John Allsopp

Professionally engineered Internet solutions for humans

Case study: selomarhotel.co.uk

Selomar Hotel, Scarborough is run by a lovely couple, Ken and Irene who were recommended to me and phoned me in November last year wanting some help with online marketing. The website you see is the design I inherited. selomarhotel.co.uk home page

We approached the task in three passes. Basically, three lumps of money and three amounts of time spent doing what I do to help build traffic to websites and to improve the conversion rate from that traffic.

We didn't do everything I suggested, by any means. To some extent with a hotel once you've filled it that's all you need to do, so it was a bit like using a racing car to go shopping. So we never got to first place in Google for Scarborough Hotel or anything like that, the hotel filled up well before then.

I think I'm a little limited in what I can say about what we actually did do. There are, I think, about 300 hotels, guest houses and B&Bs in Scarborough and presumably everyone wants the top position in Google, so it doesn't seem right for me to detail what I did to help the Selomar Hotel. All I might say is we did what I always do, which is to look at what people are searching for online, then build pages to match, make sure the site is search engine friendly, and then work on making the site attractive and persuasive for people. I improved many of the photographs, for instance. Many of the general Scarborough photographs are my pics anyway. That 'we are here' picture on the first page of the site works nicely I think.

Another tack to take is to try to differentiate the business. Just writing about the business does that, and my PR background helps me spot things to write about and ask the right questions. As an obvious example, Selomar Hotel is licensed and has a bar, so I wrote about about that and now if you search for "scarborough hotel bar" we are (as I write) on the first page. I sought out interests and differences. One of Ken's interests is golf, so I wrote about that. Et Voila, a first place position on the subject. Every hotel is different, and writing about those differences helps to match holidaymakers with what they want and, in the end, everyone's happy.

Anyway, I don't know if this is fair because it's a seasonal business, but from comparing November to May, Google traffic is up 1,255%. 20% of our traffic is from a source I won't divulge but it's obviously a great source and we found it using the principles I've outlined.

Comparing this month's traffic to last, Google traffic is up 20%. And to two months ago, up 120%. These figures always confuse me, so here's what I mean. If traffic two months ago was 250 visitors to the website from Google, it's now 542. That's more than doubled in two months.

Here's another one for you. Google defines the 'bounce rate' of a website as the percentage of visitors who arrive and basically, turn tail and leave straight away. They might be put off by what they see, or they might arrive because somehow your site is coming up under some search term that's misleadingly bringing people to you looking for something you don't provide. Writing clearly about what you offer solves that sort of thing. But of course your site needs to be attractive and to lead people in and create a great impression. Anyway, in December the bounce rate was 39%, two months ago it was 34%. One third of people arrived and, within a few seconds, left again. Now it's 4.6%, possibly one of the lowest bounce rates I've seen.

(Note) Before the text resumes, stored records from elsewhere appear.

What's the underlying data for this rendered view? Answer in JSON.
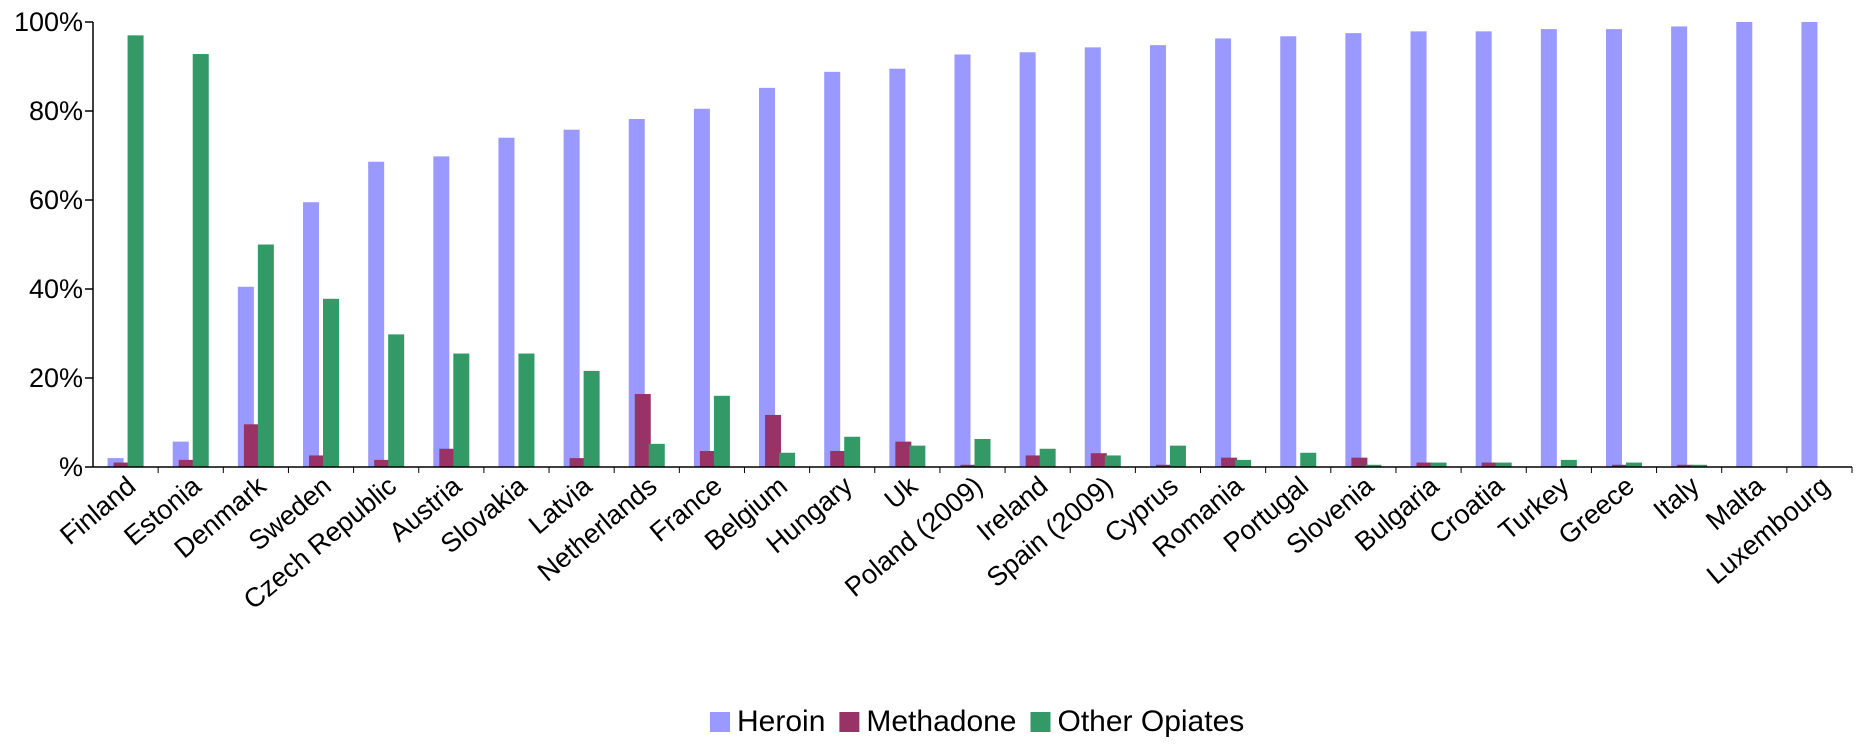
{
  "chart_data": {
    "type": "bar",
    "title": "",
    "xlabel": "",
    "ylabel": "",
    "ylim": [
      0,
      100
    ],
    "y_ticks": [
      {
        "value": 0,
        "label": "%"
      },
      {
        "value": 20,
        "label": "20%"
      },
      {
        "value": 40,
        "label": "40%"
      },
      {
        "value": 60,
        "label": "60%"
      },
      {
        "value": 80,
        "label": "80%"
      },
      {
        "value": 100,
        "label": "100%"
      }
    ],
    "grid": false,
    "legend_position": "bottom",
    "categories": [
      "Finland",
      "Estonia",
      "Denmark",
      "Sweden",
      "Czech Republic",
      "Austria",
      "Slovakia",
      "Latvia",
      "Netherlands",
      "France",
      "Belgium",
      "Hungary",
      "Uk",
      "Poland (2009)",
      "Ireland",
      "Spain (2009)",
      "Cyprus",
      "Romania",
      "Portugal",
      "Slovenia",
      "Bulgaria",
      "Croatia",
      "Turkey",
      "Greece",
      "Italy",
      "Malta",
      "Luxembourg"
    ],
    "series": [
      {
        "name": "Heroin",
        "color": "#9999ff",
        "values": [
          2.0,
          5.7,
          40.5,
          59.5,
          68.6,
          69.8,
          74.0,
          75.8,
          78.2,
          80.5,
          85.2,
          88.8,
          89.5,
          92.7,
          93.2,
          94.3,
          94.8,
          96.3,
          96.8,
          97.5,
          97.9,
          97.9,
          98.4,
          98.4,
          99.0,
          100.0,
          100.0
        ]
      },
      {
        "name": "Methadone",
        "color": "#993366",
        "values": [
          1.0,
          1.6,
          9.6,
          2.6,
          1.6,
          4.1,
          0.0,
          2.0,
          16.4,
          3.6,
          11.7,
          3.6,
          5.7,
          0.5,
          2.6,
          3.1,
          0.5,
          2.1,
          0.0,
          2.1,
          1.0,
          1.0,
          0.0,
          0.5,
          0.5,
          0.0,
          0.0
        ]
      },
      {
        "name": "Other Opiates",
        "color": "#339966",
        "values": [
          97.0,
          92.8,
          50.0,
          37.8,
          29.8,
          25.5,
          25.5,
          21.6,
          5.2,
          16.0,
          3.2,
          6.8,
          4.8,
          6.3,
          4.1,
          2.6,
          4.8,
          1.6,
          3.2,
          0.5,
          1.0,
          1.0,
          1.6,
          1.0,
          0.5,
          0.0,
          0.0
        ]
      }
    ]
  }
}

I should give credit to Ken for pushing for better text, and for providing a great basis for the new text.

Selomar invested £800 in my time.

The real thing came through today. Quite spontaneously, Irene wrote this: Hi John just thought I would keep you up to date with our progress, we would like to thank you for what you have done for us we just can't keep up with the people wanting to come to us. It is our best year yet and have you noticed we are the top on ***travel site name*** and with that and the good web site, people are desperate to get in.

It kinda makes it all worthwhile doesn't it?